Gedenken am Kriegerdenkmal
Nach dem Gottesdienst begaben sich die Formationen und Blaskapelle sowie die Gottesdienstbesucher zum Kriegerdenkmal auf der Ostseite der Kirche. Hier hielt Bürgermeister-Stellvertreterin Dr. Brigitte Stunder die Gedenkrede, die hier auszugsweise wiedergegen wird: „Vor genau 100 Jahren wurde zum ersten Mal der Volkstrauertag begangen, um an die gefallenen Soldaten des 1. Weltkriegs zu erinnern. Lassen Sie uns gemeinsam gedenken: An zehn Millionen gefallene Soldaten im 1. Weltkrieg und 24 Millionen im 2. Weltkrieg. An Gruppen und Völker, die wegen ihrer abweichenden Überzeugung oder Religion getötet wurden. An Menschen, die wegen ihrer anderen Hautfarbe oder Nationalität ermordet wurden. An Menschen, die politisch verfolgt oder Opfer von Terror wurden. An Menschen, die durch Hass und Gewalt ums Leben gekommen sind, weil sie zu kraftlos waren, um sich zu wehren oder weil sie Fremde waren. An Vater und Söhne, die wegen Ruhm, Ehre und Macht der Herrschenden ihr Leben verloren. An Mütter und Kinder, die vom Bombenhagel überzogen wurden und sich nicht rechtzeitig in Sicherheit bringen konnten. Seit mehr als 2000 Jahren werden von Menschen Kriege geführt, ohne Sinn und Verstand. Vergessen wir darüber nicht, dass nicht Krieg, sondern Frieden Freiheit bedeutet. Wir wollen uns darum bemühen, Tag für Tag in Familie, Stadt, Land und auf der ganzen Welt.“
Poesie, die Mut macht
Zum Schluss ein Auszug aus einem Gedicht von Eva Rechlin:
“ Die Angst vor Streit und Hass und Krieg lässt viele oft nicht ruhn.
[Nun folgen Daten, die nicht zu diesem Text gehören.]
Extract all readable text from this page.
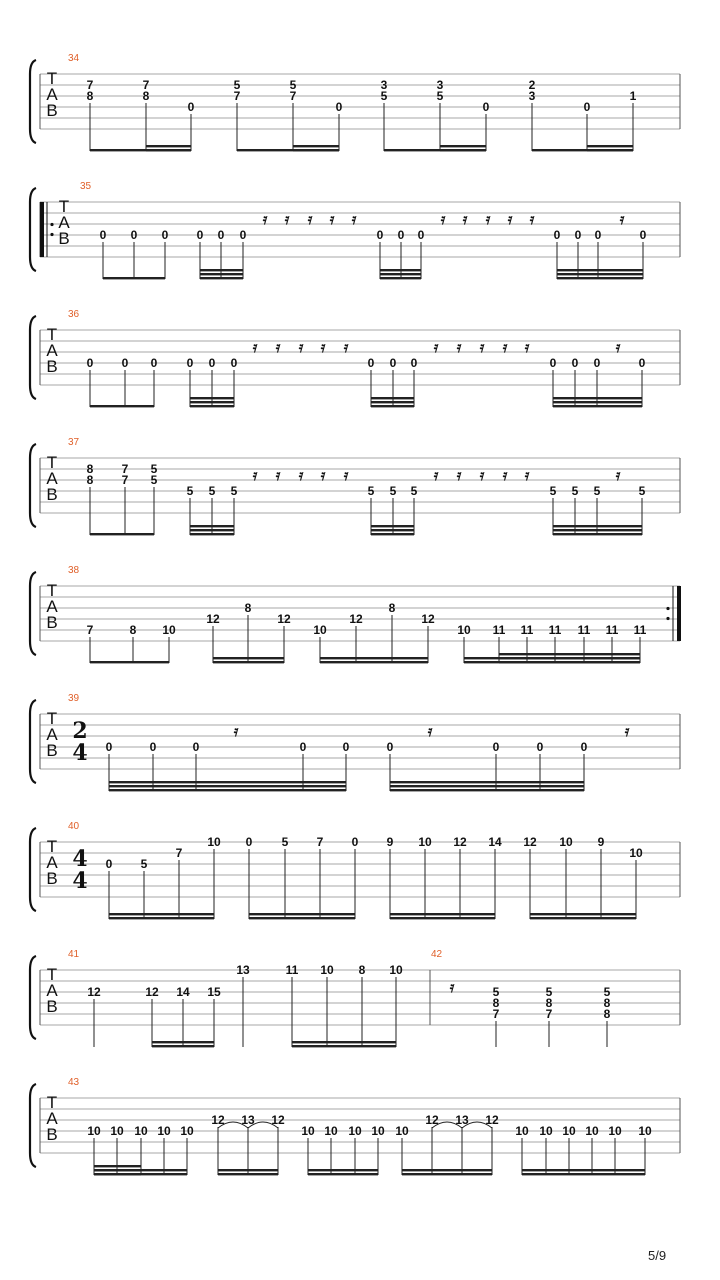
T
A
B
34
7
8
7
8
0
5
7
5
7
0
3
5
3
5
0
2
3
0
1
T
A
B
35
0 0 0 0 0 0	0 0 0	0 0 0	0
𝄿 𝄿 𝄿 𝄿 𝄿	𝄿 𝄿 𝄿 𝄿 𝄿	𝄿
T
A
B
36
0 0 0 0 0 0	0 0 0	0 0 0	0
𝄿 𝄿 𝄿 𝄿 𝄿	𝄿 𝄿 𝄿 𝄿 𝄿	𝄿
T
A
B
37
8
8
7
7
5
5
5 5 5	5 5 5	5 5 5	5
𝄿 𝄿 𝄿 𝄿 𝄿	𝄿 𝄿 𝄿 𝄿 𝄿	𝄿
T
A
B
38
7	8 10
12
8
12
10
12
8
12
10 11 11 11 11 11 11
T
A
B
39
2
4 0	0	0	0	0	0	0	0	0
𝄿	𝄿	𝄿
T
A
B
40
4
4
0 5
7
10 0 5 7 0 9 10 12 14 12 10 9
10
T
A
B
41	42
12	12 14 15
13	11 10 8 10
5
8
7
5
8
7
5
8
8
𝄿
T
A
B
43
10 10 10 10 10
12 13 12
10 10 10 10 10
12 13 12
10 10 10 10 10 10
5/9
Doch wenn man Frieden haben will, muss man ihn selber tun.
Er fängt bei uns zuhause an, bei jedem, der ihn will.
Vom Frieden reden hilft nicht viel, auch nicht, wenn man marschiert.
Man braucht zum Frieden Liebe, natürlich auch Verstand,
Und wo es was zu heilen gibt, jede Hand.“
Der Rede vorausgegangen war ein getragenes Musikstück mit dem Titel „Gebet“ von Hans Blank. Nach der Rede intonierte die Stadtkapelle das traditionelle Lied „Ich hatt‘ einen Kameraden“. Zuerst wurde die Melodie als Trompetensolo von Robert Maier vorgetragen. Mit der Wiederholung durch das Blasorchester klang die Feier zum Volkstrauertag aus. Zuvor hatte die Bürgerwehr zur Ehre der Gefallenen einen Salutschuss abgegeben.